Et il remet le couvert.
En pire.
Sont concernés cette fois un père et une petite fille. Qui n'a rien demandé.
A l'inceste vient donc se greffer une pédophilie encore bien plus insupportable.
Comment peut-on abuser de son propre enfant ?
A huit ans, premiers attouchements sous forme de chatouilles déplacés.
A onze ans, des baisers sur la bouche. Sans la langue d'abord.
A treize ans, un doigt.
Et c'est l'escalade. Glauque, écoeurante. Aurore Pelletier a peur chaque soir que son père s'introduise dans sa chambre, et en même temps elle l'attend.
Il lui demande ensuite une participation plus active. le toucher, le caresser, le sucer. le laisser venir sur ses seins naissants.
"Après avoir éjaculé, il est resté un long moment à me serrer dans ses bras, à me couvrir de bisous, à m'appeler sa princesse, son ange, son amour."
Comme une monstrueuse complicité.
Absolument insupportable.
Parce qu'aucun détail ne nous est épargné et qu'on est obligé de regarder ce que subit cette enfant violée.
Mais aussi parce que la mère reste totalement passive, préférant faire semblant d'ignorer ce qui se produit régulièrement sous son toit.
Elle est quasiment aussi coupable que son pervers d'époux.
"Ma mère, dans sa chambre à elle, elle fait quoi, elle pense à quoi ? Elle fait quoi ?"
Et parce que dès la première page, on sait que l'issue sera fatale pour Aurore dont le cadavre sera retrouvé plus tard dans la Garonne.
Elle qui n'avait jamais rien demandé et qui n'a jamais pu confier son honteux secret.
"Je ne peux en parler à personne c'est trop horrible. Pourtant je ne pense qu'à ça."

Christophe Siébert ne s'impose aucune limite morale lorsqu'il écrit. Et ça se ressent plus que jamais.
Les mots sont crus, provocants, mais le style n'a pourtant rien de vulgaire.

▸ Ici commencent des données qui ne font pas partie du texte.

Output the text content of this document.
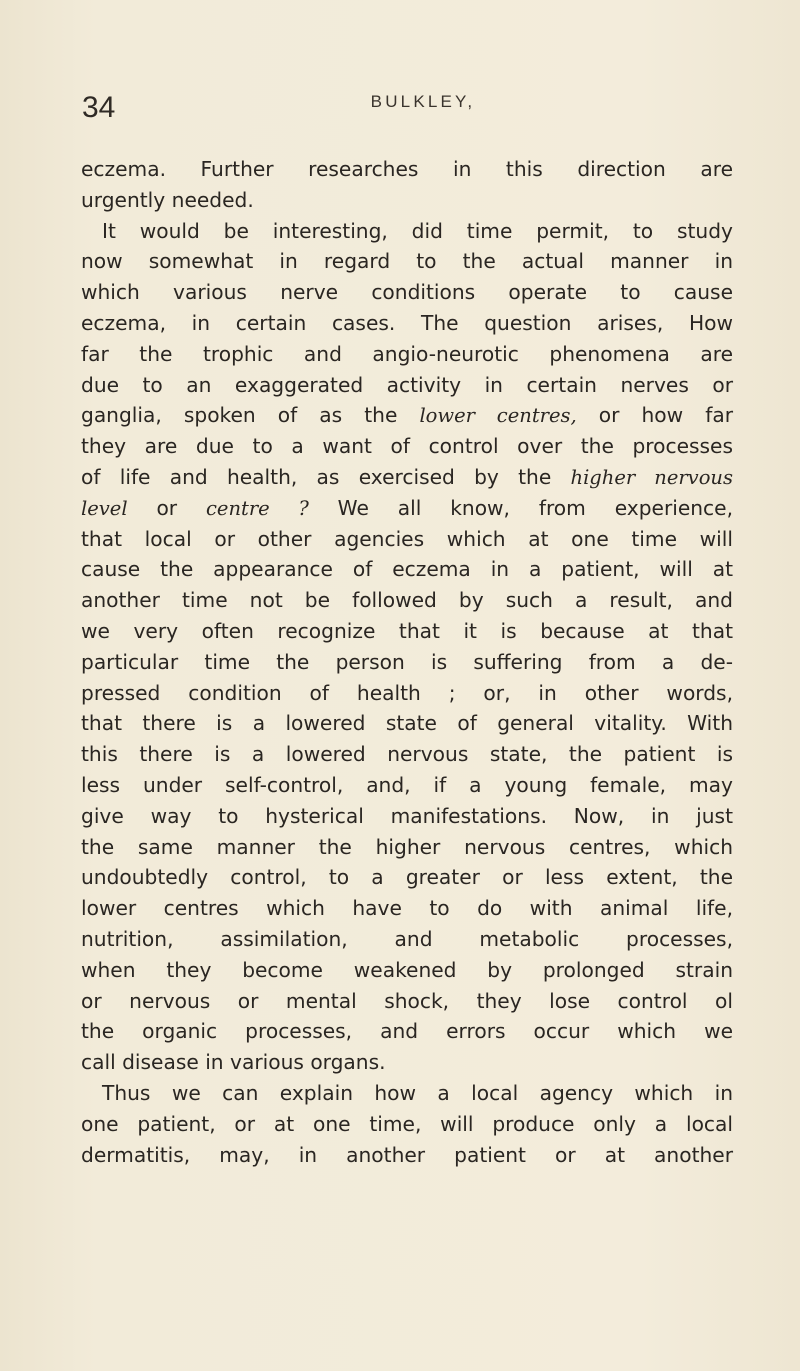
34	BULKLEY,
eczema. Further researches in this direction are
urgently needed.
It would be interesting, did time permit, to study
now somewhat in regard to the actual manner in
which various nerve conditions operate to cause
eczema, in certain cases. The question arises, How
far the trophic and angio-neurotic phenomena are
due to an exaggerated activity in certain nerves or
ganglia, spoken of as the lower centres, or how far
they are due to a want of control over the processes
of life and health, as exercised by the higher nervous
level or centre ? We all know, from experience,
that local or other agencies which at one time will
cause the appearance of eczema in a patient, will at
another time not be followed by such a result, and
we very often recognize that it is because at that
particular time the person is suffering from a de-
pressed condition of health ; or, in other words,
that there is a lowered state of general vitality. With
this there is a lowered nervous state, the patient is
less under self-control, and, if a young female, may
give way to hysterical manifestations. Now, in just
the same manner the higher nervous centres, which
undoubtedly control, to a greater or less extent, the
lower centres which have to do with animal life,
nutrition, assimilation, and metabolic processes,
when they become weakened by prolonged strain
or nervous or mental shock, they lose control ol
the organic processes, and errors occur which we
call disease in various organs.
Thus we can explain how a local agency which in
one patient, or at one time, will produce only a local
dermatitis, may, in another patient or at another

Nul besoin d'inventer des histoires de rats géants pour faire peur. La réalité est bien suffisante.
Et elle laisse davantage de traces.
Oui, sexe et horreur font bon ménage.
Et cette violence, cette souffrance tant physique que psychologique, existe bel et bien. Juste à côté de chez nous.
L'auteur nous la montre simplement sans prendre de gants, sans l'enrober de sucreries, maintenant notre visage enfoui dans les excréments.
Alors oui, bien sûr, c'est tordu, c'est malsain, c'est on ne peut plus dérangeant.
On en ressort marqué, triste et nauséeux.
Et on se procure le volume 4 en se demandant quelles nouvelles limites Siébert aura transgressé cette fois.